Problem Statement
Random Pick with Weight
You are given an array w where w[i] is the weight of index i. You need a function called pickIndex() that picks an index at random, but not evenly. The bigger an index's weight, the more often it should get picked. If index A has weight 3 and index B has weight 1, then A should come up 3 times as often as B. Here is the picture to hold in your head. Imagine a raffle. Every weight is a number of tickets. Index 0 with weight 1 gets 1 ticket, index 1 with weight 3 gets 3 tickets. You drop all the tickets in a bag, draw one, and see whose ticket it is. The trick we use is this: instead of a real bag, we lay all the tickets out in a line and number them 1, 2, 3, and so on. Then we pick a random number in that line and figure out which index owns that spot. To find the owner fast, we use binary search, which is a way to find something in a sorted list by repeatedly cutting the search range in half instead of checking every item one by one.
Signals to notice
Brute force first
Generate a flat array with duplicates proportional to weight — O(sum) space.
The key insight
Build prefix sum array. Generate random number in [1, totalWeight]. Binary search for the index. O(n) init, O(log n) per pick.
Trace it on w=[1,2,3], target=5 (random in [1,6])

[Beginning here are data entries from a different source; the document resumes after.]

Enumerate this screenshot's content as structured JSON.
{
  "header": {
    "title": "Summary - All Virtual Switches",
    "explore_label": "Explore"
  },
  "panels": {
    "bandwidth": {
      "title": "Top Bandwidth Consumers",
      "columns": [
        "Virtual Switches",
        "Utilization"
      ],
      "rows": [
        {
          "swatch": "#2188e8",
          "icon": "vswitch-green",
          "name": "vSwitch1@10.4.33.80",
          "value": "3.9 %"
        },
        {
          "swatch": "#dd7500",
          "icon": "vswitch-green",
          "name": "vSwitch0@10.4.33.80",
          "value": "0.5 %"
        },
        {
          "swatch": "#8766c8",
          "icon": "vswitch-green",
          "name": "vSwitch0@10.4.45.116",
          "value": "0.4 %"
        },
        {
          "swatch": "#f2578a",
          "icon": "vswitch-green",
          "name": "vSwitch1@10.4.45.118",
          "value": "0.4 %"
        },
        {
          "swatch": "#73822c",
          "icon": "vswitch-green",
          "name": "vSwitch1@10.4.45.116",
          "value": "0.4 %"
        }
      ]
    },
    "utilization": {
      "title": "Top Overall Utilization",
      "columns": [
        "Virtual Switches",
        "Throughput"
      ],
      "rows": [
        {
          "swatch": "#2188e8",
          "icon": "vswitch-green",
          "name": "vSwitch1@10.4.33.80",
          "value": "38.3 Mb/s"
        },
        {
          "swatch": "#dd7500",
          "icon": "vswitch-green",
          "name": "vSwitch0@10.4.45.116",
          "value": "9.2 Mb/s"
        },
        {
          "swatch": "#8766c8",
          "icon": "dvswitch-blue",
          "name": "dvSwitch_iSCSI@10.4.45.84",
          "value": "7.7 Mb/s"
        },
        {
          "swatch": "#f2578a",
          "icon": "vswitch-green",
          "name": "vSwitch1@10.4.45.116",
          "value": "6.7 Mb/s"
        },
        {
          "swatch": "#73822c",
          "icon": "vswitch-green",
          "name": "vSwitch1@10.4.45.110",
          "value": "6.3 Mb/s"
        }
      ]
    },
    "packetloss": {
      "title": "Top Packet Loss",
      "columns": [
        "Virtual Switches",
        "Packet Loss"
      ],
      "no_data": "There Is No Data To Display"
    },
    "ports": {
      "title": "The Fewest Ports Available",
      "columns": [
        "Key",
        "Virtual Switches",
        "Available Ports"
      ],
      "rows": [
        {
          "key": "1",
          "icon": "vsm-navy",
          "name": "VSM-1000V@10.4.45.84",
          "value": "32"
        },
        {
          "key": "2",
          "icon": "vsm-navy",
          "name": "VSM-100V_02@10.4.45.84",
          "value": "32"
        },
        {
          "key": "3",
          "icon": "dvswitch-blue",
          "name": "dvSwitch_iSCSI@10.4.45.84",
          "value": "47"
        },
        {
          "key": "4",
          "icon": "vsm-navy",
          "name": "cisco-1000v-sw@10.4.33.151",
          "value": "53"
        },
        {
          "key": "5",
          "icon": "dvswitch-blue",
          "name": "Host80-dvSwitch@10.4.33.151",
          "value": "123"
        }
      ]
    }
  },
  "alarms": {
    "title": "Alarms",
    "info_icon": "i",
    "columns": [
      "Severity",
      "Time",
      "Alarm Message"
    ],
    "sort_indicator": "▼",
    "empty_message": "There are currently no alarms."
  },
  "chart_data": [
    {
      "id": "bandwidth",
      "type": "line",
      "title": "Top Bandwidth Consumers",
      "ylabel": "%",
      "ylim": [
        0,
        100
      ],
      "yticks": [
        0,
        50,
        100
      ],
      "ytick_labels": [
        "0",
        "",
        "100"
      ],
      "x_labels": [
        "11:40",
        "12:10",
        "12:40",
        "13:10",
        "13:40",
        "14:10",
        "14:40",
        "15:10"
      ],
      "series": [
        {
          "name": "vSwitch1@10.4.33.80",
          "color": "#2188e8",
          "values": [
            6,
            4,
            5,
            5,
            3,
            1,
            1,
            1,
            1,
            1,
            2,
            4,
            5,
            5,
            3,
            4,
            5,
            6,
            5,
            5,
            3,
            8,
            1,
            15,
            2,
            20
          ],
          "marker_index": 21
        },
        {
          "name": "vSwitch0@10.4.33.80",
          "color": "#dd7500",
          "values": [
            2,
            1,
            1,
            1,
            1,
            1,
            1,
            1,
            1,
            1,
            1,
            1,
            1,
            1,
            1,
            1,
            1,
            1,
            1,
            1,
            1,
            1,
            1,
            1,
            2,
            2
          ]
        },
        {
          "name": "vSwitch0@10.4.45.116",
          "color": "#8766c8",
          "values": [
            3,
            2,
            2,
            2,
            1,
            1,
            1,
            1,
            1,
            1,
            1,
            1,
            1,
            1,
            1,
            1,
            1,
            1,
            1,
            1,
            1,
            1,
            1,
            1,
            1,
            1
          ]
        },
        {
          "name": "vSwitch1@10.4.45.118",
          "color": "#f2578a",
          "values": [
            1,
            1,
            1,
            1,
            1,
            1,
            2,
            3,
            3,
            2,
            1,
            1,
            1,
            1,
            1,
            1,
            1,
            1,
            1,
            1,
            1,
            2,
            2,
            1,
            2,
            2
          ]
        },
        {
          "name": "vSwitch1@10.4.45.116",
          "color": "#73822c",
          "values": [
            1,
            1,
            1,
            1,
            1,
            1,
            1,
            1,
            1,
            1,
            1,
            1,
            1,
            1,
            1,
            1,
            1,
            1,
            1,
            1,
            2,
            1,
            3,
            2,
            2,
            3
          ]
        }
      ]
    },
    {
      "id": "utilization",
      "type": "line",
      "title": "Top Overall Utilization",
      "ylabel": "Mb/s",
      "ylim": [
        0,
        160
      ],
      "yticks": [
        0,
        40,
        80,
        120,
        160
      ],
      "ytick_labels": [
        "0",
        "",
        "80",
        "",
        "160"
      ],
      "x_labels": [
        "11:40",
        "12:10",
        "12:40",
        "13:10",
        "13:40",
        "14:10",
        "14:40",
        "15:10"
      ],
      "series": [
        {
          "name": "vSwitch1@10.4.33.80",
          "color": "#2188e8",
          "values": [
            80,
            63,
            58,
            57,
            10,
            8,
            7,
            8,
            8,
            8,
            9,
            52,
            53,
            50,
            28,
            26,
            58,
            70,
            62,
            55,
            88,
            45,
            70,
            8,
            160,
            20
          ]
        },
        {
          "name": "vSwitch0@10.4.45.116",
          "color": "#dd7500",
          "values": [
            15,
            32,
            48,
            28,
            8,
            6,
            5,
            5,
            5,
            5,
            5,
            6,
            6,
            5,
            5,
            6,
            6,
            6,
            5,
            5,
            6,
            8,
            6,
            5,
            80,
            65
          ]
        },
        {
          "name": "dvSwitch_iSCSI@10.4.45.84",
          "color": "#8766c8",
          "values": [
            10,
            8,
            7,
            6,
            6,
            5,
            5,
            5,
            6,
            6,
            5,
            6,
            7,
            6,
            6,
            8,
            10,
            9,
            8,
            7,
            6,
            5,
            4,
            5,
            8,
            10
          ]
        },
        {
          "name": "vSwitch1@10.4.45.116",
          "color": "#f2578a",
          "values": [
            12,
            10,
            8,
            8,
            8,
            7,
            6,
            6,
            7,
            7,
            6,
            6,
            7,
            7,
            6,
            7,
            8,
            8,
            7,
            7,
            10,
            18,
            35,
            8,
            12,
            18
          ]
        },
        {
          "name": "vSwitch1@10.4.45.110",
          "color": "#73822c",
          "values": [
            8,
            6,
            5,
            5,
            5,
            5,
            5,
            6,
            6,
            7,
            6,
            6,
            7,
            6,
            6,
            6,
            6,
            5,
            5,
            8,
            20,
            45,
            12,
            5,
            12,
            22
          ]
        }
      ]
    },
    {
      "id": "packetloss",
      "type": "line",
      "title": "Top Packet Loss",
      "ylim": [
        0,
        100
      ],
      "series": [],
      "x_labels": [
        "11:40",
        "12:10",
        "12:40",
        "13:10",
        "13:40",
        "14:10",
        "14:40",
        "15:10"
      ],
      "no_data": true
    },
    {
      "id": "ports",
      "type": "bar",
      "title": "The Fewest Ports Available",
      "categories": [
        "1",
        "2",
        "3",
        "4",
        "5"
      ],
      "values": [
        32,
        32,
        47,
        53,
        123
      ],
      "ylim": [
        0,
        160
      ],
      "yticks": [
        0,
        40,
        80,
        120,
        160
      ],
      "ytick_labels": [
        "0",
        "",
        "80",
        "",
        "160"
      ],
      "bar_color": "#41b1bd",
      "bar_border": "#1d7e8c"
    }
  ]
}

init: prefix=[1,3,6], total=6 pick: target=5; left=0, right=2 mid=1, prefix[1]=3 < 5 -> left=mid+1=2 left=2, right=2 -> loop ends (left<right false) return left=2 (target 5 falls in range [4,6] -> index 2, weight 3)
What must stay true
The prefix sum array divides [1, total] into ranges proportional to weights. Binary search maps a random number to the correct range/index.
Shape of the loop
build prefix sums; total = prefix[-1] target = random_int(1, total) left, right = 0, len(prefix)-1 while left < right: mid = (left+right)//2 if prefix[mid] < target: left = mid+1 else: right = mid return left
Pseudocode only — the full worked solution lives in the Solution tab.
Easy way to go wrong
Off-by-one in binary search — use leftmost insertion point (bisect_left) to map correctly.